ROCm / MIOpen

AMD's Machine Intelligence Library
https://rocm.docs.amd.com/projects/MIOpen/en/latest/
Other
1.08k stars 228 forks source link

[GEMM] dummy_memset() is ridiculously slow #723

Closed atamazov closed 3 years ago

atamazov commented 3 years ago

Questions:

The performance loss is so huge that I am assigning the bug label.

The issue is originated from https://github.com/ROCmSoftwarePlatform/MIOpen/issues/717#issuecomment-769829395:

I've tested your smallest config on my system with recent MIOpen, all caches enabled, and ROCm 4.0 and found that even in the best case the overhead is ~1500ms which is ridiculous. Further investigation shows that almost all this time is spent in the hipMemsetAsync() HIP runtime call, invoked from MIOpen's dummy_memset(). This happens during execution of GEMM algorithm.
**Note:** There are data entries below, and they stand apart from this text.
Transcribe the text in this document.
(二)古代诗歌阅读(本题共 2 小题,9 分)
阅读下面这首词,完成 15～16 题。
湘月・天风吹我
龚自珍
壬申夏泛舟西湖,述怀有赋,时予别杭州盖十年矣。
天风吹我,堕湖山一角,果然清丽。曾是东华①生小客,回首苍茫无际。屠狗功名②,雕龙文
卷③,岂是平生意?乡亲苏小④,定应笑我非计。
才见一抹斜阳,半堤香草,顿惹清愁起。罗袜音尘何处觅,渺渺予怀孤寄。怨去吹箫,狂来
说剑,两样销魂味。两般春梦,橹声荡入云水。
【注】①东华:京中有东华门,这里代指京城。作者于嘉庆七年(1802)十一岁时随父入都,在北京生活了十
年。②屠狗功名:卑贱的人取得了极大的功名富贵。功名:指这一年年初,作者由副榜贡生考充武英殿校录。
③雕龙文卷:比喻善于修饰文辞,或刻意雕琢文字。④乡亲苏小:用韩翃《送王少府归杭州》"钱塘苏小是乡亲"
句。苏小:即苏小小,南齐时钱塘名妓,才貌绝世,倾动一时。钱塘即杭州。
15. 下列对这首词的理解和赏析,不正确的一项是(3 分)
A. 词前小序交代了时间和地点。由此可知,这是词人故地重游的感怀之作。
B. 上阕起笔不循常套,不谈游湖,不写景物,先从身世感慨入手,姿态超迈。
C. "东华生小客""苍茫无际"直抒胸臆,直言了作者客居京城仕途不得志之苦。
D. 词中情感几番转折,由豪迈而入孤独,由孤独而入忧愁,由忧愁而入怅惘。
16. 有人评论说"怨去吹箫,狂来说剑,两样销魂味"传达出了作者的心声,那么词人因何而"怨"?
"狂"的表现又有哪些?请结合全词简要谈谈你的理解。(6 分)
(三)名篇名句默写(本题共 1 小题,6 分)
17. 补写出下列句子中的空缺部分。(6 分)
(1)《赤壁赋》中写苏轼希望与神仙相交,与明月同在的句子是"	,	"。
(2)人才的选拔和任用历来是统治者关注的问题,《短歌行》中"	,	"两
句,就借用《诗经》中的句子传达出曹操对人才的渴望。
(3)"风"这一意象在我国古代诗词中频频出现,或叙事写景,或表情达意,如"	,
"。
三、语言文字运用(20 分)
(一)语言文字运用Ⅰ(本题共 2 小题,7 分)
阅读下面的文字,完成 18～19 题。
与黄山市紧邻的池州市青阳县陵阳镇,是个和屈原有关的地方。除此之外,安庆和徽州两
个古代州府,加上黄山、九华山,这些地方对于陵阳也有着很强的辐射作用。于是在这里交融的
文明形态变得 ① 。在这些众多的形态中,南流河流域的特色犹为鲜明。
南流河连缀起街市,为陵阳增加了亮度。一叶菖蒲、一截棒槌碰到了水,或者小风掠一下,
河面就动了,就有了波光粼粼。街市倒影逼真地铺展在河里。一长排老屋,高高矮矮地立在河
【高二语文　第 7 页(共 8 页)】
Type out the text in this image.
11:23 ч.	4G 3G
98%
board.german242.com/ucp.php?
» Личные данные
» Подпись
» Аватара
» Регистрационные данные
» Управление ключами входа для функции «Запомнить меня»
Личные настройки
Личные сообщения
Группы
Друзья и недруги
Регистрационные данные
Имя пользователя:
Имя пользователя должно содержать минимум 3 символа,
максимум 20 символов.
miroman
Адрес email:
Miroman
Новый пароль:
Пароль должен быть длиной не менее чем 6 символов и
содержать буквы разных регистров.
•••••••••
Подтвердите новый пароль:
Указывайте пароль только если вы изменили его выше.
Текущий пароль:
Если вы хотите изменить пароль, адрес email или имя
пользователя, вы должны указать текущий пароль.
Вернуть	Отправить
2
With MIOPEN_DEBUG_CONV_GEMM=0, the actual library's overhead is ~8ms.

Most likely this should be addressed to the GEMM algorithm developers and/or to the HIP runtime team.

Logs (binary cache enabled, MIOPEN_FIND_MODE=normal):

Example MIOpenDriver command:

MIOPEN_FIND_MODE=normal \
MIOPEN_ENABLE_LOGGING_ELAPSED_TIME=1 \
MIOPEN_LOG_LEVEL=6 \
./bin/MIOpenDriver conv -n 1 -c 3 -H 2 -W 2 -k 8 -x 3 -y 3 -p 1 -q 1 -u 2 -v 2 -V 0 -w 2 -t 1 -i 2 -F 1 \
2>&1 | tee ~/mio/overhead-01.txt
atamazov commented 3 years ago

A large loss of time is expected, therefore value_high.

atamazov commented 3 years ago

~It seems like~ #554 resolves this. ~@asroy Am I correct?~